De follow-up studie laat zien dat het met de kinderen goed gaat (ziekteverzuim, kwaliteit van leven, doktersbezoek), of ze nu wel of niet met hypnotherapie werden behandeld. De conclusie lijkt mij dan duidelijk, niet voor Vlieger en medewerkers. In de pers las ik dat kinderen baat hebben bij hypnotherapie.

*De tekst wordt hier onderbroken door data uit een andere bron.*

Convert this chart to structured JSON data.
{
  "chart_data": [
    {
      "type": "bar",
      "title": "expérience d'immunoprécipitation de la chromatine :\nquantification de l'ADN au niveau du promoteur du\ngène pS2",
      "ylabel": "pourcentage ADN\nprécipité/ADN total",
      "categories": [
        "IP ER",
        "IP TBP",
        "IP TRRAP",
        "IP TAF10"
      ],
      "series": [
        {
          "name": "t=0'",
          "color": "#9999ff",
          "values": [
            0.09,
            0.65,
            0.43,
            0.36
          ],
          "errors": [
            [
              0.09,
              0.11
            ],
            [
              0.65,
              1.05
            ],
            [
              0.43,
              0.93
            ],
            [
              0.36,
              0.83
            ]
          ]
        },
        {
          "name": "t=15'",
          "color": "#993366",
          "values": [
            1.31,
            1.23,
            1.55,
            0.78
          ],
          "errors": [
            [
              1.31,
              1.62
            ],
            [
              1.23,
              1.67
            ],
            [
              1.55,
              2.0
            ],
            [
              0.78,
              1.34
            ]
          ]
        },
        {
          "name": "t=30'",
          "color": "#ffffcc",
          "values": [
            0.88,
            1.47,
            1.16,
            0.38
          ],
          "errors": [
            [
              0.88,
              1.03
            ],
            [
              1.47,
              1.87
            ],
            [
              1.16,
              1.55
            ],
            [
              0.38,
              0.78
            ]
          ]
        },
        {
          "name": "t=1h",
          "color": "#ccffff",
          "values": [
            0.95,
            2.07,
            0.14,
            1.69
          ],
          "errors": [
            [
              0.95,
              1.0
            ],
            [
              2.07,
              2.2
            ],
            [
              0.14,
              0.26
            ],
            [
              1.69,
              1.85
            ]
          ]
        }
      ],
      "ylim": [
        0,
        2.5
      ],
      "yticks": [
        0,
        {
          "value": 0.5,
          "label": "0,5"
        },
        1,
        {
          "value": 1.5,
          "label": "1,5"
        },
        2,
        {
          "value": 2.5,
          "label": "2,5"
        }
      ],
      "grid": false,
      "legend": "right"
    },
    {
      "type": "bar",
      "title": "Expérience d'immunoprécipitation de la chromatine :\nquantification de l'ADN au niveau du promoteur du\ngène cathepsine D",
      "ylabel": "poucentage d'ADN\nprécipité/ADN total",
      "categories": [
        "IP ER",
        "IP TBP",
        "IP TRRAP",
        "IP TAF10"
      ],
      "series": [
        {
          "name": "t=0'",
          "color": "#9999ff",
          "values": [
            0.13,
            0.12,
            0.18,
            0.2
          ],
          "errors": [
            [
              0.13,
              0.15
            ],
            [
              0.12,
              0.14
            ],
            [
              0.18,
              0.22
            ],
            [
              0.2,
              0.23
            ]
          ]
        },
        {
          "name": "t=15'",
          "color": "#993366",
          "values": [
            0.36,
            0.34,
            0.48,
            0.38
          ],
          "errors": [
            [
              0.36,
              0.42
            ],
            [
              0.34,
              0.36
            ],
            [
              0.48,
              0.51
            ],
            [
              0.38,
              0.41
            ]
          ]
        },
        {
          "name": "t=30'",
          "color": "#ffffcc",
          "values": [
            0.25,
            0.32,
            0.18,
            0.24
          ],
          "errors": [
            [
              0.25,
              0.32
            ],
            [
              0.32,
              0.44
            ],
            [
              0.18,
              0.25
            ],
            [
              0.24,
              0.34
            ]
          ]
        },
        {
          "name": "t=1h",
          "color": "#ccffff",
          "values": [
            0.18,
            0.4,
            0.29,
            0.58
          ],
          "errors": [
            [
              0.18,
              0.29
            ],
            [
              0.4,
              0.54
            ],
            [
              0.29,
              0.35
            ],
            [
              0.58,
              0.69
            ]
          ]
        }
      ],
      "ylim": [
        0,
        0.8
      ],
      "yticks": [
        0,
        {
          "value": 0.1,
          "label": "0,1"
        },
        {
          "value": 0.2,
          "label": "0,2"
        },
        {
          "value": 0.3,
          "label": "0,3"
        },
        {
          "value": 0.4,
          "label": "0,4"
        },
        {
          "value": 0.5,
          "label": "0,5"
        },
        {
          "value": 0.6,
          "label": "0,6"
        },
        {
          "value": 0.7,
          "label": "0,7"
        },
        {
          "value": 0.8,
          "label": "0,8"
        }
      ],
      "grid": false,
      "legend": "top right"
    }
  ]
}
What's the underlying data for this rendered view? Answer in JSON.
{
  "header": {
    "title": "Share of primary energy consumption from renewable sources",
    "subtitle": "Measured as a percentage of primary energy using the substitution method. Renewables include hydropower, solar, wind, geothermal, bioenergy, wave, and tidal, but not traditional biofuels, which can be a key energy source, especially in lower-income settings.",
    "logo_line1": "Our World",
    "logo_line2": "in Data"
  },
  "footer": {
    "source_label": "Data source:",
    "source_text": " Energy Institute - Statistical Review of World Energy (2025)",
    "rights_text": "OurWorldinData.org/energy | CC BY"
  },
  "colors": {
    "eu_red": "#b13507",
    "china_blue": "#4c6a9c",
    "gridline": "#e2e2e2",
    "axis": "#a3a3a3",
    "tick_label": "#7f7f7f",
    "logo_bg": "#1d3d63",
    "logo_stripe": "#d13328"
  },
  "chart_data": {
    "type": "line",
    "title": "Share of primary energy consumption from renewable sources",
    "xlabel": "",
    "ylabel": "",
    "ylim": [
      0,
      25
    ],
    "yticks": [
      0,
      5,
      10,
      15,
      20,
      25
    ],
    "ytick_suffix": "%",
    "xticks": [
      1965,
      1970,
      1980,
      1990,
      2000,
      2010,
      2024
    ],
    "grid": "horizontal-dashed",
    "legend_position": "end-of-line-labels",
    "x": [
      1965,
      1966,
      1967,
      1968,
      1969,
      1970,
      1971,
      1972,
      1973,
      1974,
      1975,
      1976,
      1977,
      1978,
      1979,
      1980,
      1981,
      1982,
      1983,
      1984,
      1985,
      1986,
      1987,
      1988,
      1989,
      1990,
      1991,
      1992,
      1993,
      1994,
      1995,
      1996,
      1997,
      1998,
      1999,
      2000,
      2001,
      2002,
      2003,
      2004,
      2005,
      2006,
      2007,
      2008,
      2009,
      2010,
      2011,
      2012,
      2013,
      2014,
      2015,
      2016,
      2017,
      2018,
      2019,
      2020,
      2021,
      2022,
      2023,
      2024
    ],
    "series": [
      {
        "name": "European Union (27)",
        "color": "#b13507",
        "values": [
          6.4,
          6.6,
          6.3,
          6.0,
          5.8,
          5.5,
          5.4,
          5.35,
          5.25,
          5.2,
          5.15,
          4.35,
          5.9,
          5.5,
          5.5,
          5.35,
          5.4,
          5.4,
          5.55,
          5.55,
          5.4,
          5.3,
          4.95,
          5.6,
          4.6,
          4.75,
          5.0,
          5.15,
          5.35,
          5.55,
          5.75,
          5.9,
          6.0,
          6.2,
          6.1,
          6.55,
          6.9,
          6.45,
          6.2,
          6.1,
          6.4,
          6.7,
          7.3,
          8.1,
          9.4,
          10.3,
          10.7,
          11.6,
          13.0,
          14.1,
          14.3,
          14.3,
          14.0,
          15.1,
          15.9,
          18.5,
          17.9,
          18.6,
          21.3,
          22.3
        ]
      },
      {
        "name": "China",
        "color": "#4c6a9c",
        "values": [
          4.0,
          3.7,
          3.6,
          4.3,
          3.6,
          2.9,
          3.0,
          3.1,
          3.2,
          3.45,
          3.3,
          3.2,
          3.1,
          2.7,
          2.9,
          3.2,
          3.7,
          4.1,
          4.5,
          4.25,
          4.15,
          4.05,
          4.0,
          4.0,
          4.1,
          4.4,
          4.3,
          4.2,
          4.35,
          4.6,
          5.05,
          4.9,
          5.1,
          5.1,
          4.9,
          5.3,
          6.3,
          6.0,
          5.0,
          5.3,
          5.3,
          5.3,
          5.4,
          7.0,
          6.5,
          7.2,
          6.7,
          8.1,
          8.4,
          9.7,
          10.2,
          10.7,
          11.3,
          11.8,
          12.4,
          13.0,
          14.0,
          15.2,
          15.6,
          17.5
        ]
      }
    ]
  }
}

Blijkbaar loopt er een kosteneffectiviteitsstudie. Hebben Vlieger en haar collegae, die in de pers zo enthousiast waren over het effect van hypnotherapie, geen problemen bij het verkrijgen van informed consent? En gaat de Medisch Ethische Toetsingscommissie akkoord met het randomiseren van kinderen terwijl de onderzoekers geen twijfel meer hebben?

 

Rien Vermeulen, em. hoogleraar Neurologie, AMC

Nanno
Kleefstra

Graag wil ik, deze interessante discussie lezende, nog een kleine opmerking maken over het omgaan met baseline verschillen bij RCT's. Hierbij kopieer ik een deel van de CONSORT statement hieronder:

 

Randomised trials aim to compare groups of participants that differ only with respect to the intervention (treatment). Although proper random assignment prevents selection bias, it does not guarantee that the groups are equivalent at baseline. Any differences in baseline characteristics are, however, the result of chance rather than bias.(32) The study groups should be compared at baseline for important demographic and clinical characteristics so that readers can assess how similar they were. Baseline data are especially valuable for outcomes that can also be measured at the start of the trial (such as blood pressure).

 

Unfortunately significance tests of baseline differences are still common(23) (32) (210); they were reported in half of 50 RCTs trials published in leading general journals in 1997.(183) Such significance tests assess the probability that observed baseline differences could have occurred by chance; however, we already know that any differences are caused by chance. Tests of baseline differences are not necessarily wrong, just illogical.(211) Such hypothesis testing is superfluous and can mislead investigators and their readers. Rather, comparisons at baseline should be based on consideration of the prognostic strength of the variables measured and the size of any chance imbalances that have occurred.(211)

 

Het is mi belangrijker te kijken naar de eventuele relevantie van verschillen en wat daar mee te doen, dan te kijken naar significante verschillen die voor een deel te maken hebben met de groepsgrootte.

 

N. Kleefstra, artsonderzoeker diabetes kenniscentrum Isala klinieken, UMCG.